Amyloid-Targeted Strategies in Alzheimer Disease Management
Jeffrey L. Cummings, MD, ScD: Marwan, maybe I’ll ask you to pick up on that series of thought. There are 2 monoclonal antibodies [mAbs] in phase 3 studies in early Alzheimer disease. They’re BAN2401 and gantenerumab. Could you tell us a little bit about how these molecules are being used to approach mild Alzheimer disease? What’s been seen? What do you expect to come out of this?
Marwan Sabbagh, MD: It’s a very broad topic. We could spend a whole hour just talking about that. BAN2401 and gantenerumab are the latest in many monoclonal antibodies: solanezumab, crenezumab, bapineuzumab, etcetera. We know that each of these different monoclonal antibodies target different forms of amyloid. And the question that people are asking nowadays is, does it make sense to clear amyloid altogether at all—that’s what the monoclonal antibodies do—or is it a specific form of species that you should be targeting? And it is important that these 2 left are targeting specific forms. BAN2401 is targeting the protofibril form. Gantenerumab is targeting a little bit of the oligomeric form, which is a pre-protofibrillary state. So, we will know if it does.

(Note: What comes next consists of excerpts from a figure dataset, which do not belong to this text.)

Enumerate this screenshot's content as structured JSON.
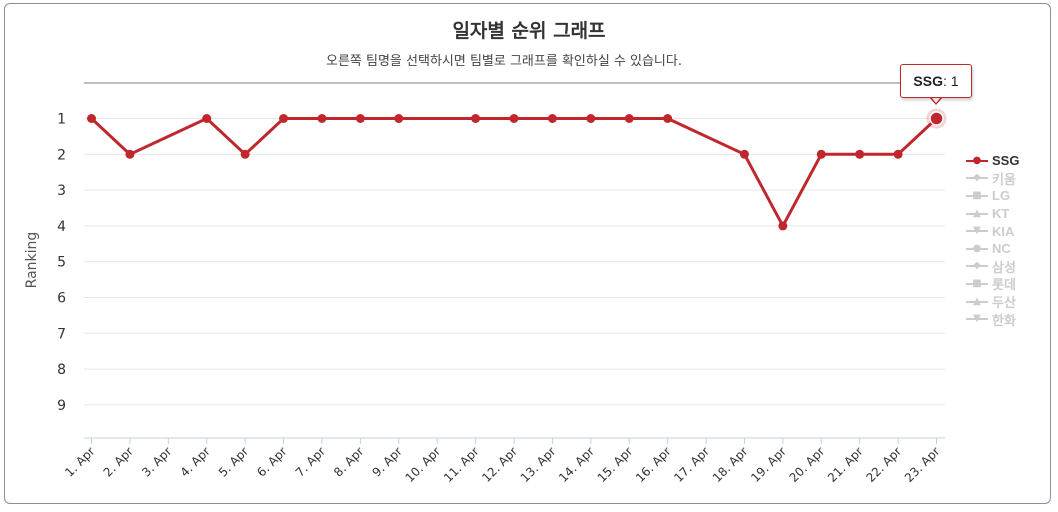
{
  "chart_data": {
    "type": "line",
    "title": "일자별 순위 그래프",
    "subtitle": "오른쪽 팀명을 선택하시면 팀별로 그래프를 확인하실 수 있습니다.",
    "ylabel": "Ranking",
    "xlabel": "",
    "ylim": [
      9,
      1
    ],
    "y_reversed": true,
    "yticks": [
      "1",
      "2",
      "3",
      "4",
      "5",
      "6",
      "7",
      "8",
      "9"
    ],
    "categories": [
      "1. Apr",
      "2. Apr",
      "3. Apr",
      "4. Apr",
      "5. Apr",
      "6. Apr",
      "7. Apr",
      "8. Apr",
      "9. Apr",
      "10. Apr",
      "11. Apr",
      "12. Apr",
      "13. Apr",
      "14. Apr",
      "15. Apr",
      "16. Apr",
      "17. Apr",
      "18. Apr",
      "19. Apr",
      "20. Apr",
      "21. Apr",
      "22. Apr",
      "23. Apr"
    ],
    "series": [
      {
        "name": "SSG",
        "values": [
          1,
          2,
          null,
          1,
          2,
          1,
          1,
          1,
          1,
          null,
          1,
          1,
          1,
          1,
          1,
          1,
          null,
          2,
          4,
          2,
          2,
          2,
          1
        ],
        "visible": true
      }
    ],
    "grid": true,
    "legend_placement": "right"
  },
  "legend": [
    {
      "label": "SSG",
      "marker": "●",
      "active": true
    },
    {
      "label": "키움",
      "marker": "◆",
      "active": false
    },
    {
      "label": "LG",
      "marker": "■",
      "active": false
    },
    {
      "label": "KT",
      "marker": "▲",
      "active": false
    },
    {
      "label": "KIA",
      "marker": "▼",
      "active": false
    },
    {
      "label": "NC",
      "marker": "●",
      "active": false
    },
    {
      "label": "삼성",
      "marker": "◆",
      "active": false
    },
    {
      "label": "롯데",
      "marker": "■",
      "active": false
    },
    {
      "label": "두산",
      "marker": "▲",
      "active": false
    },
    {
      "label": "한화",
      "marker": "▼",
      "active": false
    }
  ],
  "tooltip": {
    "series": "SSG",
    "value": ": 1"
  },
  "colors": {
    "series": "#c0272d",
    "inactive": "#cccccc",
    "grid": "#e6e6e6",
    "axis": "#c0d0e0"
  }
}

The one thing that’s very exciting about BAN2401 that’s relevant to this audience is that its phase 2 program was very big, and we’re talking about 840 people in a clinical trial, which is usually a phase 3 trial, not a phase 2 trial. I think it was a very informative study. Second is that they found the dose that was appropriate. Third, they showed only for the second time what I call directional concordance, where when you removed amyloid you saw some proportionate clinical stabilization of cognitive decline. That was big because only 1 other drug, aducanumab, has even shown that in earlier studies. So directional concordance has been very informative, that we can remove amyloid and there is some signal of cognitive decline.
BAN2401 is showing a lot of excitement. It has just entered its phase 3 clinical trial. We expect to see readout in a few more years, but the target makes sense. The dose find that led to the trial design made sense. The clinical efficacy signal makes sense. I have to tell you that if you’re ready to throw away monoclonal antibodies, this one still has a strong argument to stay in the game.
Gantenerumab has clear evidence at the higher dose that it can remove amyloid very robustly. They have now gone back into their phase 3 program. We expect a clinical read in the next few years as well. It does have an attraction because it’s a subcutaneous dosing, but the bottom line is that these are the 2 monoclonal antibodies that are left still showing some promise.
Jeffrey L. Cummings, MD, ScD: These are aimed at species of amyloid beta. One of the things that I’ve heard a few people say here at the AAIC [Alzheimer’s Association International Conference] is it’s time to give up amyloid beta.
Richard Isaacson, MD: Yes, they have.
Jeffrey L. Cummings, MD, ScD: Anybody here feel like we have exhausted all of the targets of amyloid beta, or are these 2 programs and others that target forms of the amyloid cascade still worthy of proceeding?
Alireza Atri, MD, PhD: Absolutely. I think we’ve learned a lot about what not to do and what doesn’t work at what stage. But all the drugs, as Marwan said, that have been tested before are a specific population for a specific time for a specific dose for the specific mechanism, and they’re not all the same.
I think at later stages we’re learning that the amount of variance in association between these pathologies in dementia that we can change is probably lower. So, as we go earlier and with different doses, can you still actually have meaningful changes? And I think that ending is still yet to be written. I don’t think we’re there yet. That and there are some other drugs that still affect amyloid. And then ultimately the question is even if you combine it with other types of mechanisms, would you have not just a monotherapy effect but a combination therapy effect? I think we have to do those studies. We have to be thoughtful about how we do it, measure with biomarkers, and probably in those cases do a lot more earlier phase 2 testing.
Jeffrey L. Cummings, MD, ScD: Let me pursue that a little bit with you. One of the other amyloid-related drugs that’s being tested is a BACE [beta secretase] inhibitor. Could you tell us a little bit about BACE inhibitors and why they might be useful in Alzheimer disease?
Alireza Atri, MD, PhD: Sure. The BACE inhibitors are doing a little bit of different strategy than the mAbs. They’re working on the end of decreasing production. There have been several BACE inhibitors tested. What we don’t know really is how much to remove and at what stage. Recently, the development of a couple of these BACE inhibitors have been stopped. In those cases, the levels of suppression or decreased production was very high. So it lowered amyloid levels significantly. The question is whether it was actually too much. There is some evidence that suggests that there’s actually a sweet spot, and the field may have overshot it. The other issue is whether there’s off-target effects for these other drugs, including BACE2 or other things. There is 1 drug right now that is in wide testing, and that’s elenbecestat, and we’ll have the readout of that hopefully in the next year or two, I think.